The small to medium-size enterprise (SME) market in SA has tremendous potential, and Microsoft sees this market segment adopting new technologies at a faster rate than any other.
This is the view of Mark Reynolds, director of small and midmarket solutions and partners at Microsoft.
Historically, SA's SME market faced two challenges that prohibited large-scale technology adoption, says Reynolds, namely affordable bandwidth and the relative cost of technology.
He adds that these two challenges are now being addressed. “Firstly, bandwidth is coming into the country, resulting in lower costs and the introduction of uncapped offerings.
“Secondly, our exchange rate has been favourable in reducing the cost of technologies produced in international markets, as well as hardware prices being reduced as technologies improve and there is more competition in the market.”
Gois Fouche, financial director at HP, agrees with Reynolds. She says the cost of bandwidth and rates cellphone operators charge are still prohibitive. “People use what they need. The convergence of technologies to the mobile platform has given SMEs the opportunity to leapfrog into this new space.
“There is a large choice of technologies available, and choosing the right technology can be a costly choice,” says Fouche. She explains that SMEs usually have limited budgets, and adopting the wrong technology can mean they don't have enough capital to move to the right technology.
“Microsoft is aligning its programmes and investments in SA to support economic development, social advancement, and greater dynamism in the local software ecosystem,” says Kethan Parbhoo, equity equivalence lead at Microsoft.
He refers to the Equity Equivalent deal, which sees Microsoft taking a high-risk, high-reward approach to create a new model for entrepreneurship.
“The size of the deal is R472 million, and the success of the programme will hopefully come to associate broad-based black economic empowerment (BBBEE) with real entrepreneurship, job creation, business development and skills enhancement,” he adds.
“We're looking at areas like safety and security; healthcare; education; and consumer, mobility and cloud computing, and hopefully growing the market for all players in the process.”
But Fouche says initiatives should focus more on the knowledge of technology and target the skills shortage.
“Our equity equivalent deal, HP Business Institute, was started in 2006, with the execution of SME skills development in the ICT arena.”
She says the aim is to take a small number of SMEs over a seven- to 10-year period. “There is a long-term intervention in the companies with a focus on developing the corner-shop PC company into an IT company.”
Fouche explains that HP provides capacity by looking at the skills a company has; the skills it needs, and then facilitating the adoption of those skills into the company. She highlights that the skills sets can be both technical and leadership-based.
“From a market perspective, Microsoft focuses on a number of key areas where we can add value to our customers, and the SME space is certainly one of them,” says Parbhoo.
He highlights that Microsoft's BBBEE programme and its focus on the SME market are not mutually exclusive, adding there are many skilled partners that focus their business models on the SME market.
“It is an open secret that the industry has been slow on the uptake of true BBBEE and is seen by government as lagging behind.”
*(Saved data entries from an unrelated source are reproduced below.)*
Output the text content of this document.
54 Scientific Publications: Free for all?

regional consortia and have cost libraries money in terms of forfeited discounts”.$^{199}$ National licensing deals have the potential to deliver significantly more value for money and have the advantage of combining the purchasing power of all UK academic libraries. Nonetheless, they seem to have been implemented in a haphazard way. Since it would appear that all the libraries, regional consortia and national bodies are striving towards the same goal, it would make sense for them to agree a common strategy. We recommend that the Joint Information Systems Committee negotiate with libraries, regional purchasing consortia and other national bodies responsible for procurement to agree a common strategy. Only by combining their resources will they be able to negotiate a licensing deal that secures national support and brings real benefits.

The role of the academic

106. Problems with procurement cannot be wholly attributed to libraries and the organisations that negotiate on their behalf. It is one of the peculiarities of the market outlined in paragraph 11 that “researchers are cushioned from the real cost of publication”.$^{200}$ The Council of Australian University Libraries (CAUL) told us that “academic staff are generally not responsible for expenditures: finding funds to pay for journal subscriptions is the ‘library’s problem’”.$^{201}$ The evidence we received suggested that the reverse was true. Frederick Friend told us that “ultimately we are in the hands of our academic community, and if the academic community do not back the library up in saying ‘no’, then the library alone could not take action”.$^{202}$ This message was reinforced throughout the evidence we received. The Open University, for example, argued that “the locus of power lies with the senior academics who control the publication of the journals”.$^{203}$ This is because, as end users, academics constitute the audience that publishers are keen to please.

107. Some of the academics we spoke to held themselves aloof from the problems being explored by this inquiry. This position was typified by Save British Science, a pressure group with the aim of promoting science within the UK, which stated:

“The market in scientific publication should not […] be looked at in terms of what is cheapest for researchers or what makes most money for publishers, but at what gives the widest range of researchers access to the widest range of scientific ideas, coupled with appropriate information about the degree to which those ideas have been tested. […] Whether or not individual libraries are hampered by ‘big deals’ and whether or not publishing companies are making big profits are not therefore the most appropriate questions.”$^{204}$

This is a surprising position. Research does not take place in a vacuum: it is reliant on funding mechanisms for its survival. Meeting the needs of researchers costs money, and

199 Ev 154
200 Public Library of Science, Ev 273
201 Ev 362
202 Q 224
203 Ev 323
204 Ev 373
He says the design of their EE programme was structured around fundamental questions: What does the market need? What's the greatest impact we can possibly make? What are government's priorities? “We wanted to do something different, and create a benchmark for other ICT companies to aspire to.
“We're looking to create intellectual property and solutions that will differentiate these companies in the market. So they're not the usual suspects at all, they are existing small businesses with a passion for technology, and we are looking to catapult them to the next level,” says Parbhoo.
“The development of skills is the enabler, while the driving factor is the growth of business, which provides access to more markets, value-added services, or allows SMEs to enter into a market niche,” Fouche concludes.